One of the practical problems with trying to consider relative position of income and consumption when estimating willingness to pay is that there is no unique way to ascertain from a statistical model the person's actual social reference group. A researcher must specify ex ante a reference group and then net out the behavioral effects of a possibly incorrectly attributed reference group's behavior on the individual. There is no well-established result from survey data for a typical person's economic reference group. Moreover, the econometric literature generally finds that reference group or social interaction effects are small and easily ignored, perhaps because the relative positional effects of workplace or product safety offset possible reference group effects on residual income (income net of the implicit cost of the extra product or job safety).

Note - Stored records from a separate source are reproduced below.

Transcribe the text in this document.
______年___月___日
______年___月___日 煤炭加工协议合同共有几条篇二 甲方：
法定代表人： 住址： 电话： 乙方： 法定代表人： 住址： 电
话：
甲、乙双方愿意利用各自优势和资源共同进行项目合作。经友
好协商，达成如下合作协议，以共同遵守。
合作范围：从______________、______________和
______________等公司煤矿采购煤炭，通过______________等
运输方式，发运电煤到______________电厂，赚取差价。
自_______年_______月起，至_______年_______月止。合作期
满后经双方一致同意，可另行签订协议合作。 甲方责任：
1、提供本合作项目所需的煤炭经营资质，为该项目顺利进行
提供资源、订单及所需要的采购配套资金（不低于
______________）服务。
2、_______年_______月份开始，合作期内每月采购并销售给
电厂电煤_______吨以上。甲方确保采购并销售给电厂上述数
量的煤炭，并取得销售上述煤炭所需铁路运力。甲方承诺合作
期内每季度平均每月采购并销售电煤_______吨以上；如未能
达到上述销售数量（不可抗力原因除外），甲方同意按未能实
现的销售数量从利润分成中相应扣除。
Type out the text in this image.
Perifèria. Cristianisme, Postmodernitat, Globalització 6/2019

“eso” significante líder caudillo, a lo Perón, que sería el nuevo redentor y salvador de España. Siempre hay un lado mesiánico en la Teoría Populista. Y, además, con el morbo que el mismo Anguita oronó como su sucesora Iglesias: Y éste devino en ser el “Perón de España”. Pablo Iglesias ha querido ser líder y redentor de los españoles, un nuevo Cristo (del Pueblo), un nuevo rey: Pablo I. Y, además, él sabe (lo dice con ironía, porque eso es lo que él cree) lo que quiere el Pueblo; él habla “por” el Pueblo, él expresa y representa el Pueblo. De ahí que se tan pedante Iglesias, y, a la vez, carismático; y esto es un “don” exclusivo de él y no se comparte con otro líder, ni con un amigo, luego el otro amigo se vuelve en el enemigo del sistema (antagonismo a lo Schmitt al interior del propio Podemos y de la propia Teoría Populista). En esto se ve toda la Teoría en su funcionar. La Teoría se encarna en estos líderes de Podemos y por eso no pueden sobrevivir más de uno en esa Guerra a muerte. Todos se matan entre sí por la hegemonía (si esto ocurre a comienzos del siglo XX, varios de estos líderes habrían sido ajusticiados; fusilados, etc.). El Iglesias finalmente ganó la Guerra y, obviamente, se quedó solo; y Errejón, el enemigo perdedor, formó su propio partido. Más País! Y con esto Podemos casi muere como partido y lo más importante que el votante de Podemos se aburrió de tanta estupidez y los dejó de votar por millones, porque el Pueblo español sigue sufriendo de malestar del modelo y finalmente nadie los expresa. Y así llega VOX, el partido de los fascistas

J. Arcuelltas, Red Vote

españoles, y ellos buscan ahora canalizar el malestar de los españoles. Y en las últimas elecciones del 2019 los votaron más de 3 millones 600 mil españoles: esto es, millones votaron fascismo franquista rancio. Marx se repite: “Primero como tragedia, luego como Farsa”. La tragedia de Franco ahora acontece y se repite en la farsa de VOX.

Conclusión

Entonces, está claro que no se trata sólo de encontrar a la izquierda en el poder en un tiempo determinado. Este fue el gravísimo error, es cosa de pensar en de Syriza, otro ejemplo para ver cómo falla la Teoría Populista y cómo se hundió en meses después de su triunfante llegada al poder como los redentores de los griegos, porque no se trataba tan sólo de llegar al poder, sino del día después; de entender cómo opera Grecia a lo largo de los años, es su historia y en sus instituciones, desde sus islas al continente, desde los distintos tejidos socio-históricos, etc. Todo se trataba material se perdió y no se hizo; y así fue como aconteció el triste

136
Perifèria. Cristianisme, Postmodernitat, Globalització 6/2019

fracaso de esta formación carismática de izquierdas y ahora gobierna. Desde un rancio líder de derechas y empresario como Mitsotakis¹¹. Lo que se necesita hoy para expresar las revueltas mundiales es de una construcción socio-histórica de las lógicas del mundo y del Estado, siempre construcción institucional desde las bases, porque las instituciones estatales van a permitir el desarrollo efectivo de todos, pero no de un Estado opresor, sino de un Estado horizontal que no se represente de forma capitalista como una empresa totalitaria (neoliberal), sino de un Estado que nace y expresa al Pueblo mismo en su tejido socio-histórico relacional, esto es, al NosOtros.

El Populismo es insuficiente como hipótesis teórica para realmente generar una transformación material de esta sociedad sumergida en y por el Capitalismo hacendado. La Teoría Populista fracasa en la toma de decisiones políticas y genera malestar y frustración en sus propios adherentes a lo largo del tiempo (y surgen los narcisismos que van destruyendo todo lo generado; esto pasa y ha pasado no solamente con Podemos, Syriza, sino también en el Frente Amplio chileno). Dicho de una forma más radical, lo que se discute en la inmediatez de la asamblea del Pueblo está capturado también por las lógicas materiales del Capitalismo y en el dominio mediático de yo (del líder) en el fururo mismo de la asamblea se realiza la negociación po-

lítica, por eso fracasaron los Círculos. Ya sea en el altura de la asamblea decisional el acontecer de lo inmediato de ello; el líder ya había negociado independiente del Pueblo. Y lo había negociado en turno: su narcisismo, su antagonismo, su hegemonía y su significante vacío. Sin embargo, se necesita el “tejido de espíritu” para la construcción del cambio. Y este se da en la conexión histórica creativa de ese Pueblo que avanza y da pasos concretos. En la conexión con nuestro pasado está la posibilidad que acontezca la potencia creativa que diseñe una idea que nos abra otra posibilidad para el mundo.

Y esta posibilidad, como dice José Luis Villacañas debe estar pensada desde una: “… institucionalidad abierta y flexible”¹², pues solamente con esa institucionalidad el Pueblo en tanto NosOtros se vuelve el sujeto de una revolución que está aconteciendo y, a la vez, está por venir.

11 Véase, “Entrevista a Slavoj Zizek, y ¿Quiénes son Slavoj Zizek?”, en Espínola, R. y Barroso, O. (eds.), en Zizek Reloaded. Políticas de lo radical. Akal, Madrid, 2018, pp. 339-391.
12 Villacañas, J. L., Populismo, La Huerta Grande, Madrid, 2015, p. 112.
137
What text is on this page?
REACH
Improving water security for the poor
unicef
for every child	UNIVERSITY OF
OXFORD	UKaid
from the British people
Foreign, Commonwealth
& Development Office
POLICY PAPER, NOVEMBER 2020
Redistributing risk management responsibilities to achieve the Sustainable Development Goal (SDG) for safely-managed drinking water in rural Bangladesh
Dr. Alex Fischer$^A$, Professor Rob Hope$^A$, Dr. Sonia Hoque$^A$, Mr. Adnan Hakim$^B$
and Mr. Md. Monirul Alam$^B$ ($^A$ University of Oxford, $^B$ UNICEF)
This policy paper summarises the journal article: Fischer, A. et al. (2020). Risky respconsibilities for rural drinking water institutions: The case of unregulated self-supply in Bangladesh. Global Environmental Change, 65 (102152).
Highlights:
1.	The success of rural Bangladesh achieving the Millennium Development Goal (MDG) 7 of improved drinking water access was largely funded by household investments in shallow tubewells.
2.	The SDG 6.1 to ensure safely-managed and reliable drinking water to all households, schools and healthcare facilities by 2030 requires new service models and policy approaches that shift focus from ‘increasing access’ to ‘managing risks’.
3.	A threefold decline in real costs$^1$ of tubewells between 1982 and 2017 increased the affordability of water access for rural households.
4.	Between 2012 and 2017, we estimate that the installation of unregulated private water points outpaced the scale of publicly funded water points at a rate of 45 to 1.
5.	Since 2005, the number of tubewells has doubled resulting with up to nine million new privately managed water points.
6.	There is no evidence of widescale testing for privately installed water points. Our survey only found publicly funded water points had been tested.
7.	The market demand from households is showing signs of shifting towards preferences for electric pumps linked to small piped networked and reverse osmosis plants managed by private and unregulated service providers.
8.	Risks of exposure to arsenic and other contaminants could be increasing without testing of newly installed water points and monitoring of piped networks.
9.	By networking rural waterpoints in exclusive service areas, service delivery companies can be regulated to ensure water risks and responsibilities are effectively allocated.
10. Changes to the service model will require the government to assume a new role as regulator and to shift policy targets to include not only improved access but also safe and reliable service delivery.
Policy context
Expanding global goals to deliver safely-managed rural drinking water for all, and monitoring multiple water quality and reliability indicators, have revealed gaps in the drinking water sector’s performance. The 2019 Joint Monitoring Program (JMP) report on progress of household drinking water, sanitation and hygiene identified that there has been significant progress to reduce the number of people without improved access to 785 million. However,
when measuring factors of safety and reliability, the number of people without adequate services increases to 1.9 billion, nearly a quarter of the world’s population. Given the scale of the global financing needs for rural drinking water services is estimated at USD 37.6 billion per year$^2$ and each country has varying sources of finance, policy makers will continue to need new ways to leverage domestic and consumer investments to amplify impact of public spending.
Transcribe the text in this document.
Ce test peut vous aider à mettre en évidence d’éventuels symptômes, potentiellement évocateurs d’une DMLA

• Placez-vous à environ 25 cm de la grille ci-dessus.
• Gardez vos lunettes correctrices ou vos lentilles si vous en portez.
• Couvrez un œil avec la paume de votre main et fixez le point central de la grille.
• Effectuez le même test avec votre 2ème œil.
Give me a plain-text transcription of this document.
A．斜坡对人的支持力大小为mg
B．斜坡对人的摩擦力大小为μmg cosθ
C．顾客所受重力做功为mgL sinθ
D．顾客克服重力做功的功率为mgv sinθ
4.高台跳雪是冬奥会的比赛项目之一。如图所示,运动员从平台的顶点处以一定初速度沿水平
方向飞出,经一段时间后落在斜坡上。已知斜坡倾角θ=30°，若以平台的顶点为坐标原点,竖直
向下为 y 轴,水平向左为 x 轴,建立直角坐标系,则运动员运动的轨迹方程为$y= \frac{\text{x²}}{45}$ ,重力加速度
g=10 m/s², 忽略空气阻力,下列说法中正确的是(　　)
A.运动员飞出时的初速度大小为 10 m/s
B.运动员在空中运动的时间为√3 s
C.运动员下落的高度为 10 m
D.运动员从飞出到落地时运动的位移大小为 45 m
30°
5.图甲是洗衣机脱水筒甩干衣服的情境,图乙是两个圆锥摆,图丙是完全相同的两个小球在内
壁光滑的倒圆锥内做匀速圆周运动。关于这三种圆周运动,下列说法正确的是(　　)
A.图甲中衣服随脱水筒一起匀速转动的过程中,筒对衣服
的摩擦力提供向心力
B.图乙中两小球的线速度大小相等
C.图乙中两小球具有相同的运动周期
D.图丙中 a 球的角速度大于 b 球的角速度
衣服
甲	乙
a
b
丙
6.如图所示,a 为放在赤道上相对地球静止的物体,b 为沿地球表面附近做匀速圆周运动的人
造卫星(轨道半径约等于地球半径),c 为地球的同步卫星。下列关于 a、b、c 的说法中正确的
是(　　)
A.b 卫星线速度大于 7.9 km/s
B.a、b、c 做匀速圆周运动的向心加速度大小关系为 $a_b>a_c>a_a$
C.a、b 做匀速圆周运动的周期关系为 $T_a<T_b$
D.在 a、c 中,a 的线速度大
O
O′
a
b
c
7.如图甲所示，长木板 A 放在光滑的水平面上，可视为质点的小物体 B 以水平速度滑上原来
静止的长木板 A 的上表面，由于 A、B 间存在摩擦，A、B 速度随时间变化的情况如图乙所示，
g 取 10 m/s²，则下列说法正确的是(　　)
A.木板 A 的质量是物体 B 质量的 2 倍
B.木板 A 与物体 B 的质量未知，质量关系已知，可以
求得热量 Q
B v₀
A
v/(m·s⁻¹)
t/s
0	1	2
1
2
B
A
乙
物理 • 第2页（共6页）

It is also the case that Frank and Sunstein's recommended increase in the value of willingness to pay for safety used in current regulatory evaluations is already considered. Regulatory evaluations often include a pessimistic and an optimistic value of likely benefits, and Frank and Sunstein's suggested revised value of willingness to pay is still below the optimistic case that carefully formulated cost-benefit studies use. It is easy to show that almost doubling the estimated value of a statistical life would have an inconsequential effect on the economic desirability of a broad set of regulatory policies.

Finally, we argue that the most important refinements one could make in the area of regulatory evaluation would be for agencies involved to adhere more to the framework of what is generally considered a carefully done cost-benefit study, and for agencies to make greater actual use of appropriately done cost-benefit studies when recommending regulations.